If you are a vegetarian or vegan and you are looking for something to replace gelatin, do not despair. There are ingredients that you can use instead.
Gelatin serves both nutritional and culinary roles in nonvegetarian diets, but all vegans and many vegetarians and do not consume gelatin in its many forms. This is because it is often created out of boiled pig skins and dissolved veal cartilage and bones.
This leaves vegetarians with a problem when a recipe requires a gel or a thickening
agent. It also leaves vegetarians with less options if they need a source of gelatin to increase bone and cartilage health.
Here are some alternatives to Gelatin:
1) Soy-based alternatives. Soyfoods USA developed
NuSoy Gel, a gelatin alternative which was created
entirely out of of soy isoflavones and contains 100% of
your vitamin c recommended daily allowance.
2) Seaweed-based alternatives. Agar-agar, for instance,
is a seaweed based alternative to gelatin that can simulate
the culinary functions of gelatin.
3) Rice starch alternatives. A&B Ingredients recently developed a rice starch alternative to gelatins that mimics
the cooking functionality of gelatins closely.
4) Increase your calcium intake. One component of gelatin sulplements that increases joint health is calcium. If you want to increase your calcium intake without eating gelatin, you can simply consume more
calcium-fortified foods and even take supplements.
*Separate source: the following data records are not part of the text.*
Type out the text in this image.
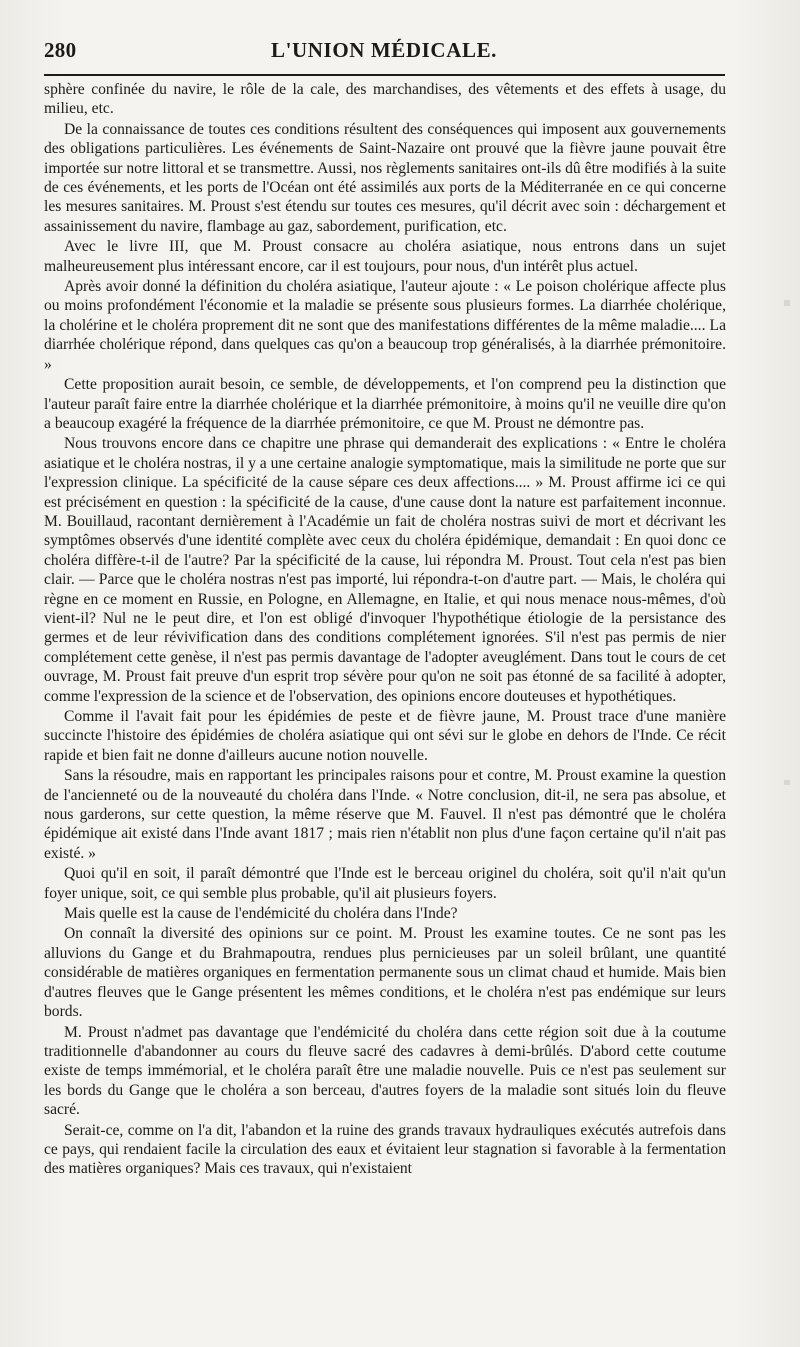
280	L'UNION MÉDICALE.

sphère confinée du navire, le rôle de la cale, des marchandises, des vêtements et des effets à usage, du milieu, etc.

De la connaissance de toutes ces conditions résultent des conséquences qui imposent aux gouvernements des obligations particulières. Les événements de Saint-Nazaire ont prouvé que la fièvre jaune pouvait être importée sur notre littoral et se transmettre. Aussi, nos règlements sanitaires ont-ils dû être modifiés à la suite de ces événements, et les ports de l'Océan ont été assimilés aux ports de la Méditerranée en ce qui concerne les mesures sanitaires. M. Proust s'est étendu sur toutes ces mesures, qu'il décrit avec soin : déchargement et assainissement du navire, flambage au gaz, sabordement, purification, etc.

Avec le livre III, que M. Proust consacre au choléra asiatique, nous entrons dans un sujet malheureusement plus intéressant encore, car il est toujours, pour nous, d'un intérêt plus actuel.

Après avoir donné la définition du choléra asiatique, l'auteur ajoute : « Le poison cholérique affecte plus ou moins profondément l'économie et la maladie se présente sous plusieurs formes. La diarrhée cholérique, la cholérine et le choléra proprement dit ne sont que des manifestations différentes de la même maladie.... La diarrhée cholérique répond, dans quelques cas qu'on a beaucoup trop généralisés, à la diarrhée prémonitoire. »

Cette proposition aurait besoin, ce semble, de développements, et l'on comprend peu la distinction que l'auteur paraît faire entre la diarrhée cholérique et la diarrhée prémonitoire, à moins qu'il ne veuille dire qu'on a beaucoup exagéré la fréquence de la diarrhée prémonitoire, ce que M. Proust ne démontre pas.

Nous trouvons encore dans ce chapitre une phrase qui demanderait des explications : « Entre le choléra asiatique et le choléra nostras, il y a une certaine analogie symptomatique, mais la similitude ne porte que sur l'expression clinique. La spécificité de la cause sépare ces deux affections.... » M. Proust affirme ici ce qui est précisément en question : la spécificité de la cause, d'une cause dont la nature est parfaitement inconnue. M. Bouillaud, racontant dernièrement à l'Académie un fait de choléra nostras suivi de mort et décrivant les symptômes observés d'une identité complète avec ceux du choléra épidémique, demandait : En quoi donc ce choléra diffère-t-il de l'autre? Par la spécificité de la cause, lui répondra M. Proust. Tout cela n'est pas bien clair. — Parce que le choléra nostras n'est pas importé, lui répondra-t-on d'autre part. — Mais, le choléra qui règne en ce moment en Russie, en Pologne, en Allemagne, en Italie, et qui nous menace nous-mêmes, d'où vient-il? Nul ne le peut dire, et l'on est obligé d'invoquer l'hypothétique étiologie de la persistance des germes et de leur révivification dans des conditions complétement ignorées. S'il n'est pas permis de nier complétement cette genèse, il n'est pas permis davantage de l'adopter aveuglément. Dans tout le cours de cet ouvrage, M. Proust fait preuve d'un esprit trop sévère pour qu'on ne soit pas étonné de sa facilité à adopter, comme l'expression de la science et de l'observation, des opinions encore douteuses et hypothétiques.

Comme il l'avait fait pour les épidémies de peste et de fièvre jaune, M. Proust trace d'une manière succincte l'histoire des épidémies de choléra asiatique qui ont sévi sur le globe en dehors de l'Inde. Ce récit rapide et bien fait ne donne d'ailleurs aucune notion nouvelle.

Sans la résoudre, mais en rapportant les principales raisons pour et contre, M. Proust examine la question de l'ancienneté ou de la nouveauté du choléra dans l'Inde. « Notre conclusion, dit-il, ne sera pas absolue, et nous garderons, sur cette question, la même réserve que M. Fauvel. Il n'est pas démontré que le choléra épidémique ait existé dans l'Inde avant 1817 ; mais rien n'établit non plus d'une façon certaine qu'il n'ait pas existé. »

Quoi qu'il en soit, il paraît démontré que l'Inde est le berceau originel du choléra, soit qu'il n'ait qu'un foyer unique, soit, ce qui semble plus probable, qu'il ait plusieurs foyers.

Mais quelle est la cause de l'endémicité du choléra dans l'Inde?

On connaît la diversité des opinions sur ce point. M. Proust les examine toutes. Ce ne sont pas les alluvions du Gange et du Brahmapoutra, rendues plus pernicieuses par un soleil brûlant, une quantité considérable de matières organiques en fermentation permanente sous un climat chaud et humide. Mais bien d'autres fleuves que le Gange présentent les mêmes conditions, et le choléra n'est pas endémique sur leurs bords.

M. Proust n'admet pas davantage que l'endémicité du choléra dans cette région soit due à la coutume traditionnelle d'abandonner au cours du fleuve sacré des cadavres à demi-brûlés. D'abord cette coutume existe de temps immémorial, et le choléra paraît être une maladie nouvelle. Puis ce n'est pas seulement sur les bords du Gange que le choléra a son berceau, d'autres foyers de la maladie sont situés loin du fleuve sacré.

Serait-ce, comme on l'a dit, l'abandon et la ruine des grands travaux hydrauliques exécutés autrefois dans ce pays, qui rendaient facile la circulation des eaux et évitaient leur stagnation si favorable à la fermentation des matières organiques? Mais ces travaux, qui n'existaient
5) Increase your glucosamine intake. No foods contain glucosamine, but you can increase your intake by purchasing supplements at your local grocery store or pharmacy. This is rumored to improve joint health if taken regularly.
6) Increase your vitamin c intake. Another component of gelatin supplements that allegedly increases joint health is vitamin c. You can increase your vitamin c intake by consuming more citrus fruit.
To summarise, gelatin has two main functions: it works as a thickening agent for foods and is alledged to improve joint health. Both of these functions can easily be mimicked by alternatives.